We begin each year with a study based on Tim’s book, Counterfeit Gods, which is the best pre-evangelism tool I have come across. No matter where a student is from, they are struggling with identity, love, money, power, etc.—all of which are covered in the book. These discussions open one-on-one conversations where we can step into their lives more intimately, think through and process what is on their hearts, and learn how to care for them. After all, no one really wants Jesus until they see the great need that they have for his grace. We then dive into the gospel of John to show how Jesus interacted with others, what he was like, and why he came to earth. Tim’s book Encounters with Jesus is a guiding light for that series.
As the year winds down, we look at Jesus’ parables or the “I am” statements of Christ, and students begin to see the bigger picture and fit the pieces together. And the year culminates with Easter, where we look at what it cost Jesus to save us and what it will cost us to follow him. Through this process, supplemented with small group Bible studies, social events, and lots of coffee and lunch meetups, our students invite me to enter into their story just as Jesus entered into mine.
And through this process these students begin to see that Jesus truly is beautiful. It doesn’t mean that they all instantly profess faith in Jesus, but they do become deeply moved by his story—enough to start to see why he is irresistible to so many. It is a remarkable thing to watch when you can see them become captivated by what he offers, as they start to count the cost of what it might mean to follow him.
I have seen a student from Iran say to me after several weeks of learning about Jesus, “I feel like I have been waiting for Jesus all my life and now he is here!” I have seen a German student who had walked away from the faith say, “Jesus is perfect and beautiful. It is almost too good to be true!” I have witnessed a student from Uganda who credits Jesus for rescuing him from his war-torn country to get a degree at NYU. And I’ve seen another student who faced painful questions about their sexual identity begin to choose Jesus. And just recently, I had a student from our first year—who literally had not ever heard the name of Jesus when we first met—message me and tell me he started going to a church back home. These changes would never have happened if they didn’t first see Jesus as beautiful.
How little faith in God I have sometimes. Of course he chooses the most unlikely of people to save.
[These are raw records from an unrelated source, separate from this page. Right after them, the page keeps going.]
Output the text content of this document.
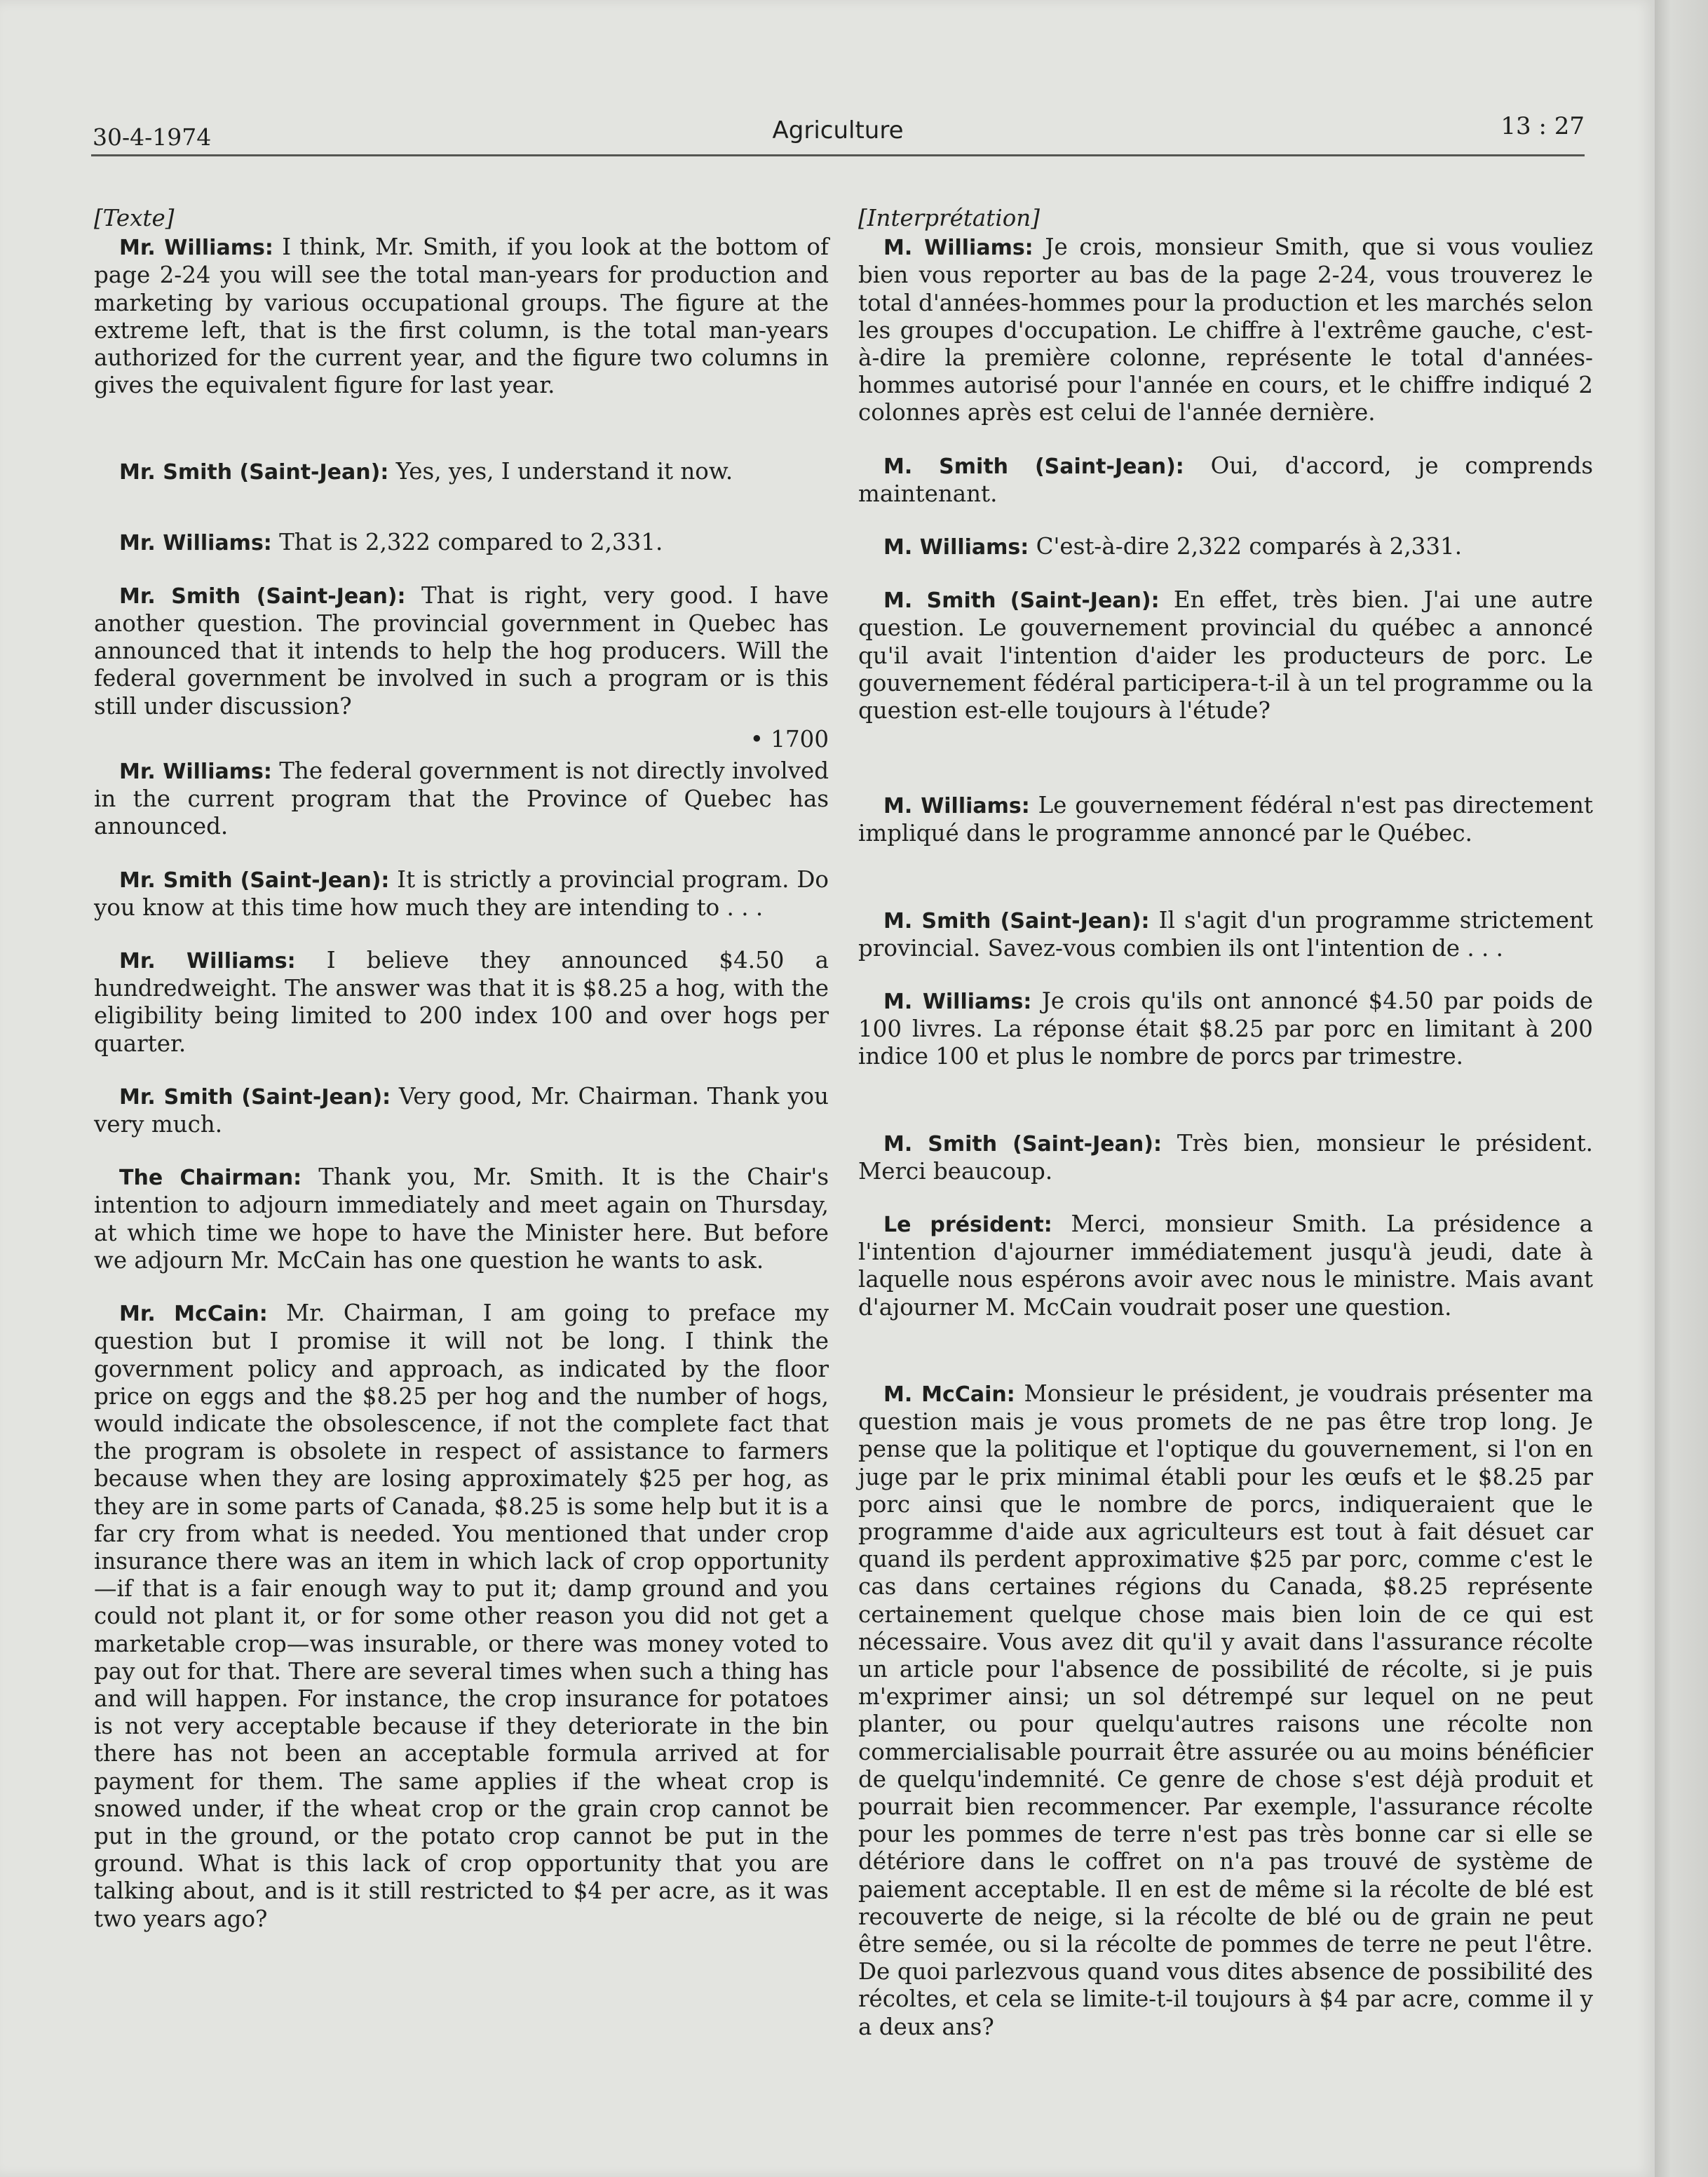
30-4-1974	Agriculture	13 : 27
[Texte]

Mr. Williams: I think, Mr. Smith, if you look at the bottom of page 2-24 you will see the total man-years for production and marketing by various occupational groups. The figure at the extreme left, that is the first column, is the total man-years authorized for the current year, and the figure two columns in gives the equivalent figure for last year.

Mr. Smith (Saint-Jean): Yes, yes, I understand it now.

Mr. Williams: That is 2,322 compared to 2,331.

Mr. Smith (Saint-Jean): That is right, very good. I have another question. The provincial government in Quebec has announced that it intends to help the hog producers. Will the federal government be involved in such a program or is this still under discussion?

• 1700

Mr. Williams: The federal government is not directly involved in the current program that the Province of Quebec has announced.

Mr. Smith (Saint-Jean): It is strictly a provincial program. Do you know at this time how much they are intending to . . .

Mr. Williams: I believe they announced $4.50 a hundredweight. The answer was that it is $8.25 a hog, with the eligibility being limited to 200 index 100 and over hogs per quarter.

Mr. Smith (Saint-Jean): Very good, Mr. Chairman. Thank you very much.

The Chairman: Thank you, Mr. Smith. It is the Chair's intention to adjourn immediately and meet again on Thursday, at which time we hope to have the Minister here. But before we adjourn Mr. McCain has one question he wants to ask.

Mr. McCain: Mr. Chairman, I am going to preface my question but I promise it will not be long. I think the government policy and approach, as indicated by the floor price on eggs and the $8.25 per hog and the number of hogs, would indicate the obsolescence, if not the complete fact that the program is obsolete in respect of assistance to farmers because when they are losing approximately $25 per hog, as they are in some parts of Canada, $8.25 is some help but it is a far cry from what is needed. You mentioned that under crop insurance there was an item in which lack of crop opportunity—if that is a fair enough way to put it; damp ground and you could not plant it, or for some other reason you did not get a marketable crop—was insurable, or there was money voted to pay out for that. There are several times when such a thing has and will happen. For instance, the crop insurance for potatoes is not very acceptable because if they deteriorate in the bin there has not been an acceptable formula arrived at for payment for them. The same applies if the wheat crop is snowed under, if the wheat crop or the grain crop cannot be put in the ground, or the potato crop cannot be put in the ground. What is this lack of crop opportunity that you are talking about, and is it still restricted to $4 per acre, as it was two years ago?

[Interprétation]

M. Williams: Je crois, monsieur Smith, que si vous vouliez bien vous reporter au bas de la page 2-24, vous trouverez le total d'années-hommes pour la production et les marchés selon les groupes d'occupation. Le chiffre à l'extrême gauche, c'est-à-dire la première colonne, représente le total d'années-hommes autorisé pour l'année en cours, et le chiffre indiqué 2 colonnes après est celui de l'année dernière.

M. Smith (Saint-Jean): Oui, d'accord, je comprends maintenant.

M. Williams: C'est-à-dire 2,322 comparés à 2,331.

M. Smith (Saint-Jean): En effet, très bien. J'ai une autre question. Le gouvernement provincial du québec a annoncé qu'il avait l'intention d'aider les producteurs de porc. Le gouvernement fédéral participera-t-il à un tel programme ou la question est-elle toujours à l'étude?

M. Williams: Le gouvernement fédéral n'est pas directement impliqué dans le programme annoncé par le Québec.

M. Smith (Saint-Jean): Il s'agit d'un programme strictement provincial. Savez-vous combien ils ont l'intention de . . .

M. Williams: Je crois qu'ils ont annoncé $4.50 par poids de 100 livres. La réponse était $8.25 par porc en limitant à 200 indice 100 et plus le nombre de porcs par trimestre.

M. Smith (Saint-Jean): Très bien, monsieur le président. Merci beaucoup.

Le président: Merci, monsieur Smith. La présidence a l'intention d'ajourner immédiatement jusqu'à jeudi, date à laquelle nous espérons avoir avec nous le ministre. Mais avant d'ajourner M. McCain voudrait poser une question.

M. McCain: Monsieur le président, je voudrais présenter ma question mais je vous promets de ne pas être trop long. Je pense que la politique et l'optique du gouvernement, si l'on en juge par le prix minimal établi pour les œufs et le $8.25 par porc ainsi que le nombre de porcs, indiqueraient que le programme d'aide aux agriculteurs est tout à fait désuet car quand ils perdent approximative $25 par porc, comme c'est le cas dans certaines régions du Canada, $8.25 représente certainement quelque chose mais bien loin de ce qui est nécessaire. Vous avez dit qu'il y avait dans l'assurance récolte un article pour l'absence de possibilité de récolte, si je puis m'exprimer ainsi; un sol détrempé sur lequel on ne peut planter, ou pour quelqu'autres raisons une récolte non commercialisable pourrait être assurée ou au moins bénéficier de quelqu'indemnité. Ce genre de chose s'est déjà produit et pourrait bien recommencer. Par exemple, l'assurance récolte pour les pommes de terre n'est pas très bonne car si elle se détériore dans le coffret on n'a pas trouvé de système de paiement acceptable. Il en est de même si la récolte de blé est recouverte de neige, si la récolte de blé ou de grain ne peut être semée, ou si la récolte de pommes de terre ne peut l'être. De quoi parlezvous quand vous dites absence de possibilité des récoltes, et cela se limite-t-il toujours à $4 par acre, comme il y a deux ans?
The amazing thing about these examples is that in most of the cases, these were students who I had labeled “students who probably won’t stick with us.” How little faith in God I have sometimes. Of course he chooses the most unlikely of people to save. (He saved me after all!) This also prevented me from taking a self-aggrandizing victory lap. God is clever like that!
And it made me remember that if any student is saved through my ministry, it is not (I repeat, not!) because of anything I have done. It is a gift of God’s grace. And if God uses me to facilitate that in their lives, then I have all the more reason to praise him. If my job is to show students from around the world that Jesus is beautiful, my job is easy! Because despite my doubts, there is no cultural barrier that Jesus’ love cannot break through. There is no hardened heart in this world that he cannot melt. Because of all the beautiful people, places and things that exist in this world, there is nothing on this earth that is more beautiful than Jesus’ life, death and resurrection.